The last meeting she went to, she quickly stormed out as soon as he went in, disgusted with the fact that many of the women whom she congregated with were not "working their program".
Looking back on the nearly ninteen years that passed from the day that she left AA meetings to the day she died, she was convinced that the program was fine, but that people did not work the program well.
The truth is, no one can work the AA program perfectly, and the steps do not give a person the righteousness, peace, and joy that they are looking for, the triple needs which only God grants us through His Son.

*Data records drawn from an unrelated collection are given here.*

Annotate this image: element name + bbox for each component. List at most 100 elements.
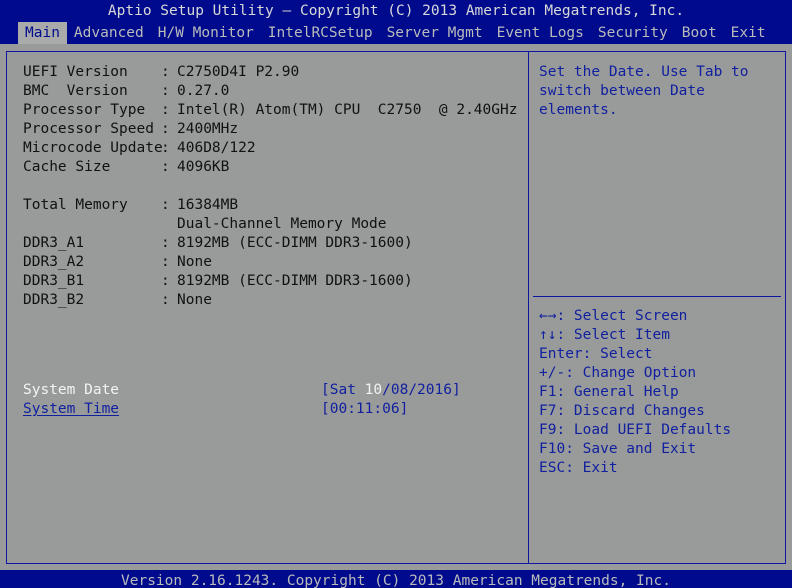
info-label: Processor Type — [23, 101, 161, 120]
info-separator: : — [161, 253, 177, 272]
menu-tab-event-logs[interactable]: Event Logs — [490, 22, 591, 44]
system-time-label: System Time — [23, 400, 119, 419]
legend-key: F7 — [539, 403, 556, 419]
info-value: 406D8/122 — [177, 140, 256, 156]
info-row: DDR3_B1:8192MB (ECC-DIMM DDR3-1600) — [23, 272, 413, 291]
info-label: DDR3_B1 — [23, 272, 161, 291]
system-date-value[interactable]: [Sat 10/08/2016] — [321, 381, 461, 400]
info-value: None — [177, 292, 212, 308]
info-label: Microcode Update — [23, 139, 161, 158]
menu-tab-intelrcsetup[interactable]: IntelRCSetup — [261, 22, 380, 44]
footer-bar: Version 2.16.1243. Copyright (C) 2013 Am… — [0, 570, 792, 588]
system-date-prefix: [Sat — [321, 382, 365, 398]
info-separator: : — [161, 272, 177, 291]
system-date-row[interactable]: System Date [Sat 10/08/2016] — [23, 381, 93, 400]
legend-key: ESC — [539, 460, 565, 476]
legend-row: ↑↓: Select Item — [539, 326, 785, 345]
legend-action: : Exit — [565, 460, 617, 476]
info-label: DDR3_B2 — [23, 291, 161, 310]
main-menu-bar: MainAdvancedH/W MonitorIntelRCSetupServe… — [0, 22, 792, 44]
info-separator: : — [161, 82, 177, 101]
legend-row: F7: Discard Changes — [539, 402, 785, 421]
legend-row: ESC: Exit — [539, 459, 785, 478]
system-date-suffix: /08/2016] — [382, 382, 461, 398]
legend-row: Enter: Select — [539, 345, 785, 364]
info-label: BMC Version — [23, 82, 161, 101]
info-value: 8192MB (ECC-DIMM DDR3-1600) — [177, 235, 413, 251]
content-frame: UEFI Version:C2750D4I P2.90BMC Version:0… — [6, 51, 786, 564]
info-row: DDR3_A2:None — [23, 253, 212, 272]
menu-tab-main[interactable]: Main — [18, 22, 67, 44]
info-row: Processor Type:Intel(R) Atom(TM) CPU C27… — [23, 101, 517, 120]
legend-row: F9: Load UEFI Defaults — [539, 421, 785, 440]
info-value: 0.27.0 — [177, 83, 229, 99]
legend-action: : Load UEFI Defaults — [556, 422, 731, 438]
legend-action: : General Help — [556, 384, 678, 400]
system-date-active-segment[interactable]: 10 — [365, 382, 382, 398]
info-value: Dual-Channel Memory Mode — [177, 216, 387, 232]
info-row: DDR3_B2:None — [23, 291, 212, 310]
info-row: UEFI Version:C2750D4I P2.90 — [23, 63, 299, 82]
info-row: Cache Size:4096KB — [23, 158, 229, 177]
key-legend-list: ←→: Select Screen↑↓: Select ItemEnter: S… — [539, 307, 785, 478]
info-value: 4096KB — [177, 159, 229, 175]
info-value: Intel(R) Atom(TM) CPU C2750 @ 2.40GHz — [177, 102, 517, 118]
legend-key: F1 — [539, 384, 556, 400]
legend-key: +/- — [539, 365, 565, 381]
legend-action: : Discard Changes — [556, 403, 704, 419]
menu-tab-h-w-monitor[interactable]: H/W Monitor — [151, 22, 261, 44]
info-label: DDR3_A2 — [23, 253, 161, 272]
help-divider — [533, 296, 781, 297]
menu-tab-exit[interactable]: Exit — [724, 22, 773, 44]
system-time-row[interactable]: System Time [00:11:06] — [23, 400, 93, 419]
info-label: Cache Size — [23, 158, 161, 177]
legend-row: F10: Save and Exit — [539, 440, 785, 459]
legend-row: F1: General Help — [539, 383, 785, 402]
legend-action: : Save and Exit — [565, 441, 696, 457]
info-value: 16384MB — [177, 197, 238, 213]
settings-pane: UEFI Version:C2750D4I P2.90BMC Version:0… — [7, 52, 528, 563]
info-row: Dual-Channel Memory Mode — [23, 215, 387, 234]
window-title: Aptio Setup Utility – Copyright (C) 2013… — [0, 0, 792, 22]
menu-tab-boot[interactable]: Boot — [675, 22, 724, 44]
legend-action: : Select — [583, 346, 653, 362]
info-separator: : — [161, 158, 177, 177]
info-separator: : — [161, 120, 177, 139]
info-value: None — [177, 254, 212, 270]
system-time-value[interactable]: [00:11:06] — [321, 400, 408, 419]
info-separator: : — [161, 63, 177, 82]
info-value: 8192MB (ECC-DIMM DDR3-1600) — [177, 273, 413, 289]
legend-row: ←→: Select Screen — [539, 307, 785, 326]
legend-key: F10 — [539, 441, 565, 457]
footer-version-text: Version 2.16.1243. Copyright (C) 2013 Am… — [0, 570, 792, 588]
legend-row: +/-: Change Option — [539, 364, 785, 383]
up-down-arrow-icon: ↑↓ — [539, 327, 556, 343]
info-separator: : — [161, 291, 177, 310]
help-pane: Set the Date. Use Tab to switch between … — [529, 52, 785, 563]
info-row: Total Memory:16384MB — [23, 196, 238, 215]
info-value: 2400MHz — [177, 121, 238, 137]
info-row: Microcode Update:406D8/122 — [23, 139, 256, 158]
info-label: DDR3_A1 — [23, 234, 161, 253]
legend-key: Enter — [539, 346, 583, 362]
legend-action: : Change Option — [565, 365, 696, 381]
info-label: UEFI Version — [23, 63, 161, 82]
info-label: Processor Speed — [23, 120, 161, 139]
menu-tab-server-mgmt[interactable]: Server Mgmt — [380, 22, 490, 44]
info-row: Processor Speed:2400MHz — [23, 120, 238, 139]
bios-setup-screen: Aptio Setup Utility – Copyright (C) 2013… — [0, 0, 792, 588]
menu-tab-security[interactable]: Security — [591, 22, 675, 44]
info-row: DDR3_A1:8192MB (ECC-DIMM DDR3-1600) — [23, 234, 413, 253]
info-separator: : — [161, 196, 177, 215]
info-separator: : — [161, 139, 177, 158]
info-label: Total Memory — [23, 196, 161, 215]
legend-action: : Select Item — [556, 327, 670, 343]
left-right-arrow-icon: ←→ — [539, 308, 556, 324]
system-date-label: System Date — [23, 381, 119, 400]
menu-tab-advanced[interactable]: Advanced — [67, 22, 151, 44]
info-row: BMC Version:0.27.0 — [23, 82, 229, 101]
info-separator: : — [161, 234, 177, 253]
legend-action: : Select Screen — [556, 308, 687, 324]
info-separator: : — [161, 101, 177, 120]
info-value: C2750D4I P2.90 — [177, 64, 299, 80]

The law, crystallized to an extent in the Twelve Steps, can never make someone righteous, at peace, or joyful:
"19Now we know that what
things soever the law saith, it saith to them who are under the law: that every
mouth may be stopped, and all the world may become guilty before God. 20Therefore by the
deeds of the law there shall no flesh be justified in his sight: for by the law
is the knowledge of sin." (Romans 3: 19-20)

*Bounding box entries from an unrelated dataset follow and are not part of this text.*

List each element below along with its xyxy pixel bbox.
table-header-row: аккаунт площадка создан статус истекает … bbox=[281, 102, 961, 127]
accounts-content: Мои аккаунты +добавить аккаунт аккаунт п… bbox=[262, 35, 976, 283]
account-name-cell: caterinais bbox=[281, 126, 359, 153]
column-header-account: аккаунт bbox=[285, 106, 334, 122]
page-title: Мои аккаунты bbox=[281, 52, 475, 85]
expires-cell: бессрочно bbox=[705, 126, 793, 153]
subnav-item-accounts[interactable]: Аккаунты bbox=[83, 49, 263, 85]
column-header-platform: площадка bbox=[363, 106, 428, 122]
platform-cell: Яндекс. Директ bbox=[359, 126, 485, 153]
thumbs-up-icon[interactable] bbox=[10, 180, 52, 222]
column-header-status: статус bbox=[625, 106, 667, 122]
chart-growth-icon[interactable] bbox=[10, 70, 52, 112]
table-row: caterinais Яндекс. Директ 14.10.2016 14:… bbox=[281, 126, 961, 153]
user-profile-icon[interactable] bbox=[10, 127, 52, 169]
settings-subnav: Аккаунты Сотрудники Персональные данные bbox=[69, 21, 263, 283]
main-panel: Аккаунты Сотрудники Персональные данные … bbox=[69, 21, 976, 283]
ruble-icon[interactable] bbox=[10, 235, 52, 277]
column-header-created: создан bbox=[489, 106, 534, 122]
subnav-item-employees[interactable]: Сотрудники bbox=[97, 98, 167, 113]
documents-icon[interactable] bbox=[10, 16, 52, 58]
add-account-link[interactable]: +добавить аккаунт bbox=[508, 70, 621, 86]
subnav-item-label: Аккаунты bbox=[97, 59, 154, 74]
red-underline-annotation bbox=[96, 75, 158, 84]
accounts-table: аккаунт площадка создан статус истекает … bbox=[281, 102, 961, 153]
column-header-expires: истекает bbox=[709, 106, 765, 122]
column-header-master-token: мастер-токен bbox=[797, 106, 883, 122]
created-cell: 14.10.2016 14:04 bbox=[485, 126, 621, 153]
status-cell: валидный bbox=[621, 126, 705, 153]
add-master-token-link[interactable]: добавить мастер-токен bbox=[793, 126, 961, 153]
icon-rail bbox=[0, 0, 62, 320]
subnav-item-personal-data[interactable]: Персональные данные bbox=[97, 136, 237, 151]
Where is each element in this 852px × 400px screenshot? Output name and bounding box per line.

Imagine that -- law of any kind does not produce a sense of peace and fulfillment, but a neverending uneasiness, bringing us to a guilty end before God. Paul explains this more fully in 2 Corinthians:
"But if the
ministration of death, written and engraven in stones, was glorious, so
that the children of Israel could not stedfastly behold the face of Moses for
the glory of his countenance; which glory was to be done away" (2 Corinthians 3: 7)
The Law is the ministry of death, and the minstry of condemnation (2 Corinthians 3: 9). No one can keep the law, no one can live by a set of rules and expect to live, let alone thrive.
The problem for my mother, and later for me, was the idea that there was nothing wrong with the program. The real problem was with all the people in the meetings, and later in the world, who were not serious about "working their own program."
So, Pat left the program, the meetings of AA, but the program never left her. Yet Bill W. did not die for my sins, Bill W. cannot grant me the life that I need. Dr. Bob or AA #3 could never grant me the righteousness that would forever give me peace and calm in the face of a fallen world, a fallen body, and the fallen Accuser of the Brethren.